Plusieurs études techniques ont donc précédé le départ, ainsi que deux voyages d'essai menés avec une reproduction grandeur nature. Le double caisson conçu pour le trajet réduit de 96 % les vibrations — l'un des principaux risques pour la conservation — et maintient l'œuvre à 20 °C et 50 % d'humidité, selon ses concepteurs. « Rien, absolument rien, n'a été laissé au hasard », martelait début juin la ministre française de la Culture, Catherine Pégard, en réponse aux « soupçons d'impéritie ».

L'extraction elle-même avait déjà tenu de l'opération de haute précision : en septembre 2025, il avait fallu sortir la tapisserie de son musée de Bayeux, qu'elle n'avait plus quitté depuis 1983 et qui est depuis fermé pour travaux. « Tout le monde veut protéger la sécurité de cet objet incroyablement fragile », explique Peter Ricketts, qui coordonne le transport côté britannique. « Quand elle sera prête à être exposée, nous voulons que des millions de gens la voient. »

Un employé emballe la tapisserie de Bayeux en vue de son transfert, au musée de Bayeux
Un employé s'apprête à emballer la tapisserie de Bayeux dans une caisse en vue de son transfert au British Museum, au musée de Bayeux, le 18 septembre 2025 POOL/AFP/Archives / Lou BENOIST

Dix mois d'exposition, des billets pris d'assaut

Le public devra encore patienter un peu : la tapisserie restera quelques jours enfermée dans sa caisse, le temps de s'acclimater, avant de pouvoir être déballée, explique Millie Horton-Insch, la commissaire de l'exposition. Du 10 septembre au 11 juillet 2027, l'œuvre sera présentée à plat, et non fixée au mur comme dans son cadre normand — une première. Les premiers billets ont été pris d'assaut dès leur mise en vente début juillet, et le musée annonce des créneaux épuisés jusqu'à la fin décembre.

L'exposition ravive au passage une question ancienne : où la tapisserie a-t-elle été brodée ? De nombreux spécialistes jugent probable qu'elle l'ait été par des femmes de la région de Canterbury, dans le sud-est de l'Angleterre, avance le British Museum. « Certains pensent qu'elle a été faite en France, certains pensent qu'elle a été faite à Canterbury parce qu'il y avait des ateliers. Je crois qu'on ne sait pas, mais voilà, c'est une longue histoire et on est là plutôt pour écrire la suite », dit Hélène Duchêne.
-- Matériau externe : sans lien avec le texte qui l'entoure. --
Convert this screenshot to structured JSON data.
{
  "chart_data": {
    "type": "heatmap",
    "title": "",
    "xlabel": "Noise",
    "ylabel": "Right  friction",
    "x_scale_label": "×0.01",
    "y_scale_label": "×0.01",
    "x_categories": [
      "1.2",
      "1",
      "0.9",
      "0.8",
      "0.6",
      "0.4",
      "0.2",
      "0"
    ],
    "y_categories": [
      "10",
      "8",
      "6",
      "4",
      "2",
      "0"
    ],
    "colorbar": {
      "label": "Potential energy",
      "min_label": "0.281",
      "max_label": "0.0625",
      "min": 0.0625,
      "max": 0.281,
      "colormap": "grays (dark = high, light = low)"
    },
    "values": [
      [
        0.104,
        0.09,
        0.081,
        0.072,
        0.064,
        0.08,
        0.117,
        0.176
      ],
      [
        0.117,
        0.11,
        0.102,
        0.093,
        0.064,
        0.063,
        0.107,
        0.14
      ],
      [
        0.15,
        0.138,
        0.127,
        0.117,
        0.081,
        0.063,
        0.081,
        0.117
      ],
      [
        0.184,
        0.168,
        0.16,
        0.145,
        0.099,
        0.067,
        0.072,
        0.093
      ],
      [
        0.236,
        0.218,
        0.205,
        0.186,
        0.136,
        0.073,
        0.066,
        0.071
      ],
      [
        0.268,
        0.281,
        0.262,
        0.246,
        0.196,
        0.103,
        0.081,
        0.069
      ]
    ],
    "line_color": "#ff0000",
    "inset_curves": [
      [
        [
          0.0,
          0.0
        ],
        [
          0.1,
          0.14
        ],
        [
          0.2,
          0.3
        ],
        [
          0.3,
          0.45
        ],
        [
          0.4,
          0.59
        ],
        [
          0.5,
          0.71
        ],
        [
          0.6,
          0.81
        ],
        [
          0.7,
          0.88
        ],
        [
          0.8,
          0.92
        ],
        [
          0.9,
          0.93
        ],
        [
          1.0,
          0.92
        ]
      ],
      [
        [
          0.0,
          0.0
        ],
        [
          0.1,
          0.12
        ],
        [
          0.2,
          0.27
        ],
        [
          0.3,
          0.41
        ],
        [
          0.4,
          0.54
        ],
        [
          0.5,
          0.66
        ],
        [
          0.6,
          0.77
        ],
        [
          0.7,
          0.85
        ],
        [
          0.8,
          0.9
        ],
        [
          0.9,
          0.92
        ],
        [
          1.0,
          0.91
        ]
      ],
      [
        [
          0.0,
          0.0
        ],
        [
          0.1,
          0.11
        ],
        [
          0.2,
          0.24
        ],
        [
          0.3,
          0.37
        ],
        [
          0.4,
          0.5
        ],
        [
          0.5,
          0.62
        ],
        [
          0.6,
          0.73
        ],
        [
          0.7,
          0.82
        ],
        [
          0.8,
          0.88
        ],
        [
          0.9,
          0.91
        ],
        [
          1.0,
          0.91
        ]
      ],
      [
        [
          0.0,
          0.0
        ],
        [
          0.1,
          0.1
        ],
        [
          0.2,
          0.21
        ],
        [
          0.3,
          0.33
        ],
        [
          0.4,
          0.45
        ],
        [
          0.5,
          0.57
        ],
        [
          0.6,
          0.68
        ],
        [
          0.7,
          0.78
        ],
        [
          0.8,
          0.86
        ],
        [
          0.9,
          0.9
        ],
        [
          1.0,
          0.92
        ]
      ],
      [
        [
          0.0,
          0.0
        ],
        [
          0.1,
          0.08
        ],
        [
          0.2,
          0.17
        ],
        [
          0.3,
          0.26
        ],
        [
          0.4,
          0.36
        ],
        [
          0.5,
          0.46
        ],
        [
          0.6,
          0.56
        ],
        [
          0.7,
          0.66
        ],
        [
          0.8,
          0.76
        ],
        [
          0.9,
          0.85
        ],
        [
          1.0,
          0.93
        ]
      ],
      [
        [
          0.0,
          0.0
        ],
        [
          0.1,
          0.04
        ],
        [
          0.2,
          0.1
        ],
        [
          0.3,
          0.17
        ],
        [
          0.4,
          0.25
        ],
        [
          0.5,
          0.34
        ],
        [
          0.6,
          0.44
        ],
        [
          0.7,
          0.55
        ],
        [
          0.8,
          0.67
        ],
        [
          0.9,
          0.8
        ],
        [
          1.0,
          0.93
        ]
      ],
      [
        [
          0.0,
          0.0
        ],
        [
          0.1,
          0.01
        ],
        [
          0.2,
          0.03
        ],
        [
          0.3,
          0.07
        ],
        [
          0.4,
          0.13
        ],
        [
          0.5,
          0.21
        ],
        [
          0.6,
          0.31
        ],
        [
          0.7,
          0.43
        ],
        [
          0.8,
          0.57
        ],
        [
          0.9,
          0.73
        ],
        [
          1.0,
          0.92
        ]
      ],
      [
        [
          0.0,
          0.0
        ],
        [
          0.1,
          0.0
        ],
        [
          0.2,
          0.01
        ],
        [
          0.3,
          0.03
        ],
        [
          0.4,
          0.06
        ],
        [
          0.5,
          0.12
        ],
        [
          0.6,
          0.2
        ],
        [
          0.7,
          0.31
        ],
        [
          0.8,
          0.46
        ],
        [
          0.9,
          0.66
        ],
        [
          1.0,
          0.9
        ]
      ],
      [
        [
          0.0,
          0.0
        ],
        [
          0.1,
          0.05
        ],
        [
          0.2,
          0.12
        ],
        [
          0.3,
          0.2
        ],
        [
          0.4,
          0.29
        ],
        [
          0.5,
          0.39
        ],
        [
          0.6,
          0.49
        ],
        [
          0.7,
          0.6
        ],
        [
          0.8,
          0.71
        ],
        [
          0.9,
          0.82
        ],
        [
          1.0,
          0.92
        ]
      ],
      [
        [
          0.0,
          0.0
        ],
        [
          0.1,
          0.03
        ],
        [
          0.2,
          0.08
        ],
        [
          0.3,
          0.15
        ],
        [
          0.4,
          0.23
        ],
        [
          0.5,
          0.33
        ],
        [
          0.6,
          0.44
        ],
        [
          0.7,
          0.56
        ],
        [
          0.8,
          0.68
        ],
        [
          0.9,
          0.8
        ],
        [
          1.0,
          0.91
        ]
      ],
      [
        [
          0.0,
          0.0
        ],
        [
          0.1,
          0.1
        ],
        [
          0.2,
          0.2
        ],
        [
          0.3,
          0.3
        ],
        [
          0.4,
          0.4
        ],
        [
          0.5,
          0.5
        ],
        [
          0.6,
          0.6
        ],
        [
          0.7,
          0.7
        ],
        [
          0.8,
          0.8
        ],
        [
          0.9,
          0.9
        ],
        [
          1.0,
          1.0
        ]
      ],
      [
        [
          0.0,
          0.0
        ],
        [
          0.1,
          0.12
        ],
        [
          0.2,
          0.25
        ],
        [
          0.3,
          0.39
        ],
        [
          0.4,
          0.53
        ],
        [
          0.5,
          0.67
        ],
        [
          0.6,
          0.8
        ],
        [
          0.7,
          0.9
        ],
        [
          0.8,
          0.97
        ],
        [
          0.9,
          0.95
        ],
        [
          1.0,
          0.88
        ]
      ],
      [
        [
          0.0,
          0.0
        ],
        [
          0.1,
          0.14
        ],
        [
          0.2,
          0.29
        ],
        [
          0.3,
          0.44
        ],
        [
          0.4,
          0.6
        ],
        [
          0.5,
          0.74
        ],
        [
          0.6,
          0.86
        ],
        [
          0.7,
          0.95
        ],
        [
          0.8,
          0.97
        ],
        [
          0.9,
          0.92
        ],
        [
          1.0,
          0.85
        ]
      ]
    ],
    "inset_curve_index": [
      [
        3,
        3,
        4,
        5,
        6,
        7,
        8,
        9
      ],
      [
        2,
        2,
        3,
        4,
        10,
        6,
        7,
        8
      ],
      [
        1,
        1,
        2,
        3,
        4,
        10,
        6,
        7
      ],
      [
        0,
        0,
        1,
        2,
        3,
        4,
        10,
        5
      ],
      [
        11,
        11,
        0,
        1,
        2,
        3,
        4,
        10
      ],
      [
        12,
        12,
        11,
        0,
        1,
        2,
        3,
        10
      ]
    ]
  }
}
Nicholas Cullinan, lui, parle d'un « moment unique » : voir la broderie « revenir sur nos côtes pour la première fois depuis probablement un millénaire », une œuvre qui « fait partie intégrante de l'histoire britannique, quelque chose que nous connaissons tous, que nous apprenons tous, mais que beaucoup de gens n'ont sans doute jamais vu ». La tapisserie repartira courant 2027 vers Bayeux, où l'attend une rénovation prévue de longue date et plusieurs fois repoussée, qui devrait débuter à partir de 2028, selon les autorités, peut-être à l'intérieur du musée et devant le public, pour lui épargner une nouvelle extraction. « D'une certaine manière, on pourrait dire qu'elle est de retour chez elle », glisse le directeur du British Museum. « Mais l'année prochaine, elle rentrera vraiment chez elle, lorsqu'elle reviendra à Bayeux. »

L'essentiel

  • La tapisserie de Bayeux est arrivée au British Museum dans la nuit du 9 au 10 juillet, à bord d'un camion parti la veille de Normandie sous protection policière — le premier prêt de l'œuvre jamais consenti par la France.
  • Le transfert, entièrement financé par le Royaume-Uni et couvert par une garantie de 800 millions de livres, repose sur un double caisson qui réduit de 96 % les vibrations : la broderie du XIe siècle compte une trentaine de déchirures et près de 10 000 trous.
  • L'exposition se tiendra du 10 septembre au 11 juillet 2027, avec une présentation à plat inédite ; les premiers billets ont été pris d'assaut et l'œuvre regagnera Bayeux courant 2027, avant une rénovation attendue à partir de 2028.